Share

Sakit tapi Sebenarnya Tidak

Cakrawala sudah mengguratkan sulur-sulur oranye di angkasa saat Shad dan Venus bangkit berdiri. Mereka bertatapan selama beberapa saat, sebelum akhirnya Shad mengangguk dan tersenyum.

“Kau tidak pernah jahat, Ven. Ingat itu,” Shad berujar.

Anak laki-laki itu membelai lagi pipi Venus dengan lembut, dan Venus menggenggamnya di sana selama yang bisa ia lakukan.

Suara berdenting menarik mereka perlahan kepada kenyataan. Shad menoleh sekilas, tangannya masih menempel di pipi Venus.

“Para Pengaman,” sebut Shad sambil lalu.

“Sudah cukup, Nak!” seru salah satu Pengaman. “Kembali ke kelasmu! Sebentar lagi Pesawat Darurat akan tiba di sini!”

“Bolehkah aku melihatnya saja?” pinta Shad.

“Tidak.”

Shad menghela napas. Ia menoleh pada Venus yang masih memandangnya.

“Sampai jumpa, Ven. Aku tidak akan pernah melupakanmu, aku janji,” Shad bersumpah.

Satu belaian terakhir, dan Shad menjauhkan tangannya dari Venus. Ia tiba-tiba berlari, tidak berhenti hingga ia tiba di dalam lift.

Bahkan, Venus memperhatikan, anak itu tidak membalikkan badan dan menatap Venus lagi.

Lebih baik seperti itu, Venus membatin sambil bersandar ke penjaranya. Lebih baik seperti itu.

Suara dengung di kejauhan memaksa Venus untuk berbalik. Ia menatap siluet sebuah pesawat yang meluncur hingga berhenti dan tetap mengudara di atas kepala Venus. Angin yang dihasilkan baling-baling pesawat tersebut mengacaukan rambut Venus.

Sedetik kemudian, perut benda berwarna biru muda itu terbuka. Sebuah tali berkait raksasa turun dari sana dengan perlahan. Empat orang Pengaman—jelas sekali ber-Bakat Udara—melayang naik dan berhenti di masing-masing sudut atas penjara Venus, kemudian menunggu.

Begitu tali berkait dari atas berhenti, keempat Pengaman itu segera menuntaskan pekerjaan mereka.

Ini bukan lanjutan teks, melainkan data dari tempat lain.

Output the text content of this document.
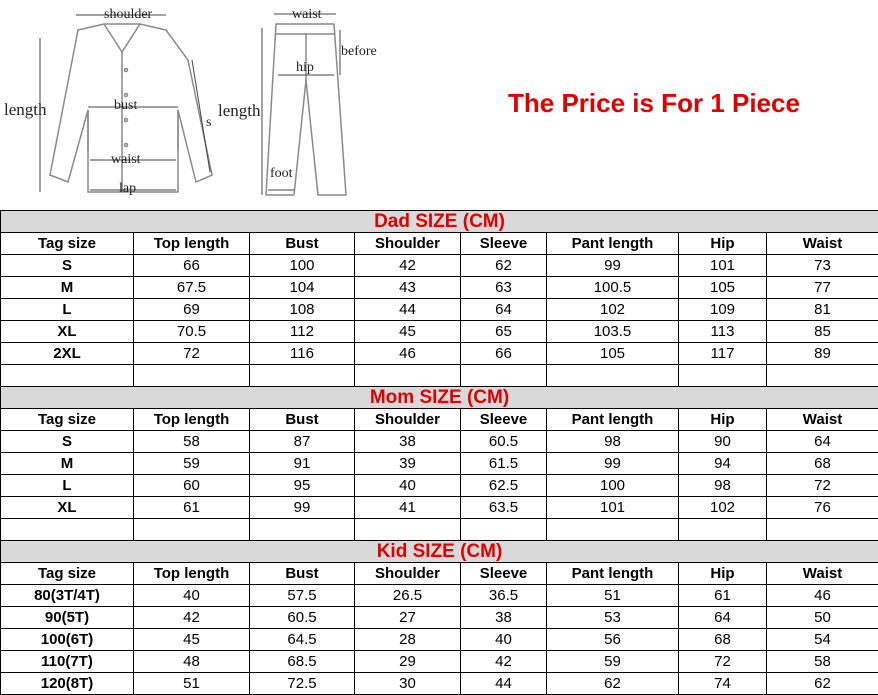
shoulder
length	bust
s
waist
lap
waist
before
hip
length
foot
The Price is For 1 Piece
Dad SIZE (CM)							
Tag size	Top length	Bust	Shoulder	Sleeve	Pant length	Hip	Waist
S	66	100	42	62	99	101	73
M	67.5	104	43	63	100.5	105	77
L	69	108	44	64	102	109	81
XL	70.5	112	45	65	103.5	113	85
2XL	72	116	46	66	105	117	89

Mom SIZE (CM)							
Tag size	Top length	Bust	Shoulder	Sleeve	Pant length	Hip	Waist
S	58	87	38	60.5	98	90	64
M	59	91	39	61.5	99	94	68
L	60	95	40	62.5	100	98	72
XL	61	99	41	63.5	101	102	76

Kid SIZE (CM)							
Tag size	Top length	Bust	Shoulder	Sleeve	Pant length	Hip	Waist
80(3T/4T)	40	57.5	26.5	36.5	51	61	46
90(5T)	42	60.5	27	38	53	64	50
100(6T)	45	64.5	28	40	56	68	54
110(7T)	48	68.5	29	42	59	72	58
120(8T)	51	72.5	30	44	62	74	62
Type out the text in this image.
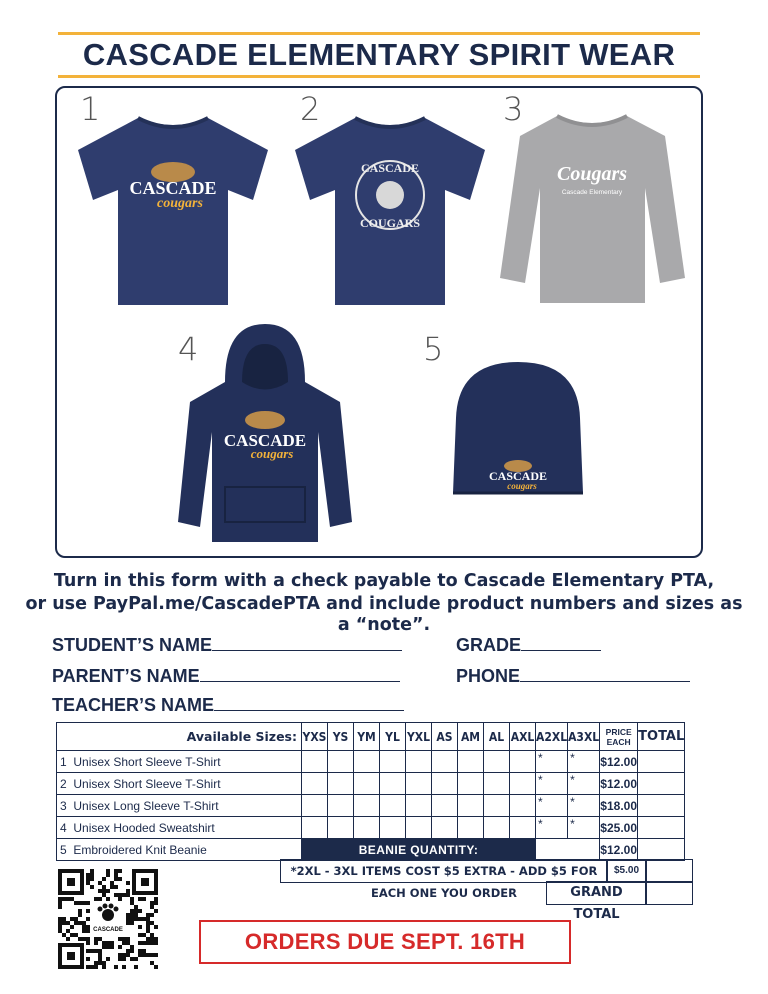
CASCADE ELEMENTARY SPIRIT WEAR
1	2	3
4	5
CASCADE
cougars
CASCADE
COUGARS
Cougars
Cascade Elementary
CASCADE
cougars
CASCADE
cougars
Turn in this form with a check payable to Cascade Elementary PTA,
or use PayPal.me/CascadePTA and include product numbers and sizes as a “note”.
STUDENT’S NAME	GRADE
PARENT’S NAME	PHONE
TEACHER’S NAME
Available Sizes:	YXS	YS	YM	YL	YXL	AS	AM	AL	AXL	A2XL	A3XL	PRICE EACH	TOTAL
1 Unisex Short Sleeve T-Shirt										*	*	$12.00	
2 Unisex Short Sleeve T-Shirt										*	*	$12.00	
3 Unisex Long Sleeve T-Shirt										*	*	$18.00	
4 Unisex Hooded Sweatshirt										*	*	$25.00	
5 Embroidered Knit Beanie	BEANIE QUANTITY:											$12.00	
*2XL - 3XL ITEMS COST $5 EXTRA - ADD $5 FOR EACH ONE YOU ORDER
$5.00
GRAND TOTAL
CASCADE	ORDERS DUE SEPT. 16TH
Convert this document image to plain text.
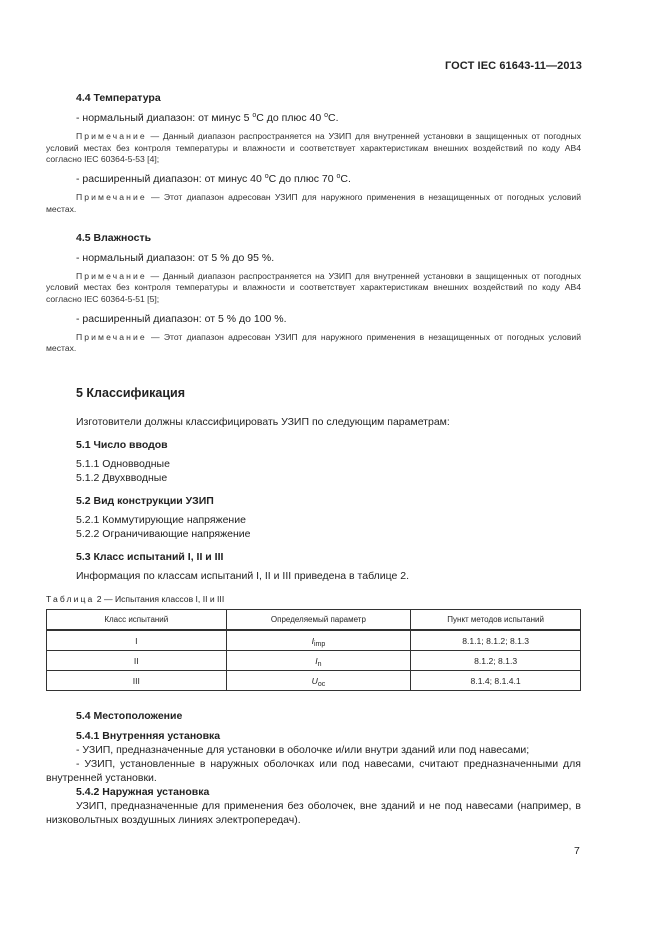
ГОСТ IEC 61643-11—2013
4.4 Температура
- нормальный диапазон: от минус 5 $^o$С до плюс 40 $^o$С.
Примечание — Данный диапазон распространяется на УЗИП для внутренней установки в защищенных от погодных условий местах без контроля температуры и влажности и соответствует характеристикам внешних воздействий по коду АВ4 согласно IEC 60364-5-53 [4];
- расширенный диапазон: от минус 40 $^o$С до плюс 70 $^o$С.
Примечание — Этот диапазон адресован УЗИП для наружного применения в незащищенных от погодных условий местах.
4.5 Влажность
- нормальный диапазон: от 5 % до 95 %.
Примечание — Данный диапазон распространяется на УЗИП для внутренней установки в защищенных от погодных условий местах без контроля температуры и влажности и соответствует характеристикам внешних воздействий по коду АВ4 согласно IEC 60364-5-51 [5];
- расширенный диапазон: от 5 % до 100 %.
Примечание — Этот диапазон адресован УЗИП для наружного применения в незащищенных от погодных условий местах.
5 Классификация
Изготовители должны классифицировать УЗИП по следующим параметрам:
5.1 Число вводов
5.1.1 Одновводные
5.1.2 Двухвводные
5.2 Вид конструкции УЗИП
5.2.1 Коммутирующие напряжение
5.2.2 Ограничивающие напряжение
5.3 Класс испытаний I, II и III
Информация по классам испытаний I, II и III приведена в таблице 2.
Таблица 2 — Испытания классов I, II и III
Класс испытаний	Определяемый параметр	Пункт методов испытаний
I	$I_{imp}$	8.1.1; 8.1.2; 8.1.3
II	$I_n$	8.1.2; 8.1.3
III	$U_{oc}$	8.1.4; 8.1.4.1
5.4 Местоположение
5.4.1 Внутренняя установка
- УЗИП, предназначенные для установки в оболочке и/или внутри зданий или под навесами;
- УЗИП, установленные в наружных оболочках или под навесами, считают предназначенными для внутренней установки.
5.4.2 Наружная установка
УЗИП, предназначенные для применения без оболочек, вне зданий и не под навесами (например, в низковольтных воздушных линиях электропередач).
7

Jantung Venus berdetak gugup. Inilah saatnya, ia berpikir. Anak perempuan itu menoleh sekali lagi pada lift, entah bagaimana berharap Shad masih berada di sana.

Shad yang malang.

“SELESAI!”

Venus tersentak kaget. Salah satu Pengaman yang tidak ikut memasangkan pengait ke kurungan berteriak sambil menyentuh benda di telinganya.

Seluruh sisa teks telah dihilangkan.